Reading Anne Rice’s The Vampire Chronicles was hard. The vampire world also has certain rules, but Rice changed many of them from the ground up.
When I talked to my mother about “Vampire Lestat” many years ago, the vampire who “created” Lestat waited until his hair was very long before turning him into a vampire, so he made him a prisoner. (Funny enough, you are also considered a ‘made’ man if you fully join the mafia when you are). He enthusiastically tells his mother that vampires can cut off his hair, and when he wakes up from daytime sleep, his hair and all of his body are restored to their original state.
My mother’s response was, “It’s just a book. It’s not real.”
But when I step into these fictional worlds, there’s a familiarity, a kind of reality.
Of course, I had no sympathy for the vampires in Bram Stoker’s “Dracula.” But Rice and other writers made these vampires more appealing. Helps empathize. It’s the vampire equivalent of vegetarianism. Her book also included a fictionalized version of the Kilute tribe of the Pacific Northwest with werewolf tendencies. I want to run with hot-blooded wolves.

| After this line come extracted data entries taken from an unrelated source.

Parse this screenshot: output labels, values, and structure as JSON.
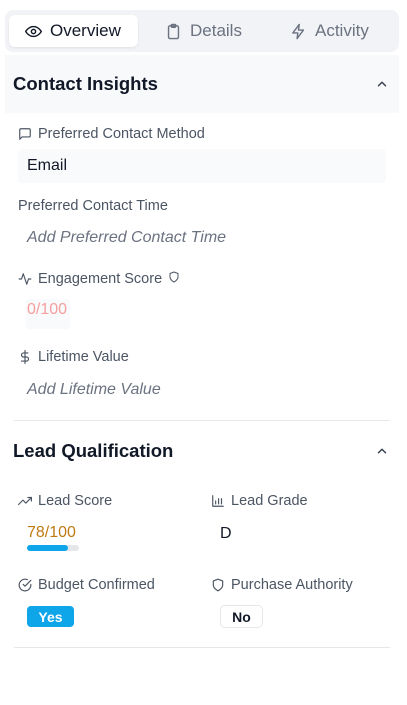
{
  "tabs": [
    {
      "label": "Overview",
      "icon": "eye-icon",
      "active": true
    },
    {
      "label": "Details",
      "icon": "clipboard-icon",
      "active": false
    },
    {
      "label": "Activity",
      "icon": "lightning-icon",
      "active": false
    }
  ],
  "contact_insights": {
    "title": "Contact Insights",
    "preferred_contact_method": {
      "label": "Preferred Contact Method",
      "value": "Email",
      "icon": "message-icon"
    },
    "preferred_contact_time": {
      "label": "Preferred Contact Time",
      "placeholder": "Add Preferred Contact Time"
    },
    "engagement_score": {
      "label": "Engagement Score",
      "value": "0/100",
      "icon": "activity-icon",
      "badge_icon": "shield-icon"
    },
    "lifetime_value": {
      "label": "Lifetime Value",
      "placeholder": "Add Lifetime Value",
      "icon": "dollar-icon"
    }
  },
  "lead_qualification": {
    "title": "Lead Qualification",
    "lead_score": {
      "label": "Lead Score",
      "value": "78/100",
      "progress": 0.78,
      "icon": "trending-up-icon"
    },
    "lead_grade": {
      "label": "Lead Grade",
      "value": "D",
      "icon": "bar-chart-icon"
    },
    "budget_confirmed": {
      "label": "Budget Confirmed",
      "value": "Yes",
      "icon": "check-circle-icon"
    },
    "purchase_authority": {
      "label": "Purchase Authority",
      "value": "No",
      "icon": "shield-icon"
    }
  },
  "colors": {
    "accent": "#0ea5e9",
    "score_orange": "#c07a12",
    "score_zero": "#f59e9e"
  }
}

The “True Blood” television series included telepaths, werewolves and vampires struggling for equal rights and assimilation. Why weren’t you able to board the ship?

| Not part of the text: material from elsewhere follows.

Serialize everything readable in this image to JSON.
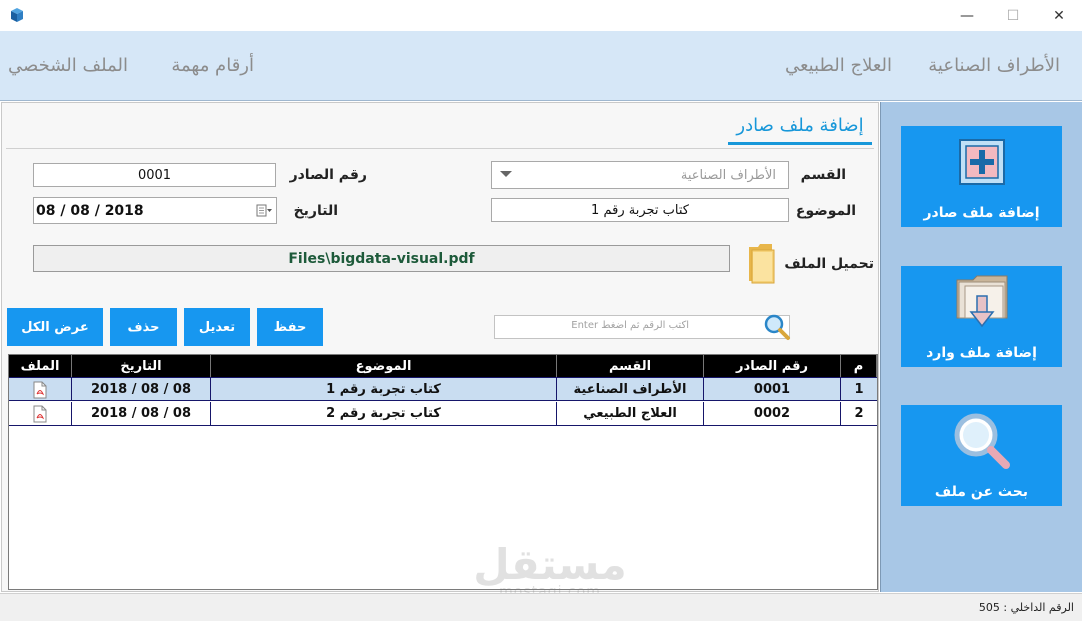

I’m currently following a vampire story that’s more comedic than dangerous. Television produced by Taika Waititi In his series What We Do In the Shadows, energy vampires are introduced. That’s terrifying!
I remember being a kid who didn’t want the story of Andrew Lang’s “Pink Fairy Book” to end. I cried when the inevitable ended. It was the first time I had a yearning for a fictional place.
But is there anything strange about adult women having these fantasies? Traveling in armchairs is acceptable, but this comes close to cultural appropriation in armchairs.
It’s not that I don’t have friends and loving family of my own. my life is good But adventures in these alternate worlds are very attractive.
My empathy for these vicious characters is part of who I am. Bundled with my beliefs against the death penalty. That’s why I support the underdog and am open to inclusivity.
These fictional adventures hone my sense of the magic that unfolds in this everyday world we call reality.
Diana Abreu is a page designer at LNP. Lancaster Online.”Unscripted” is a weekly entertainment column produced by her team of rotating writers.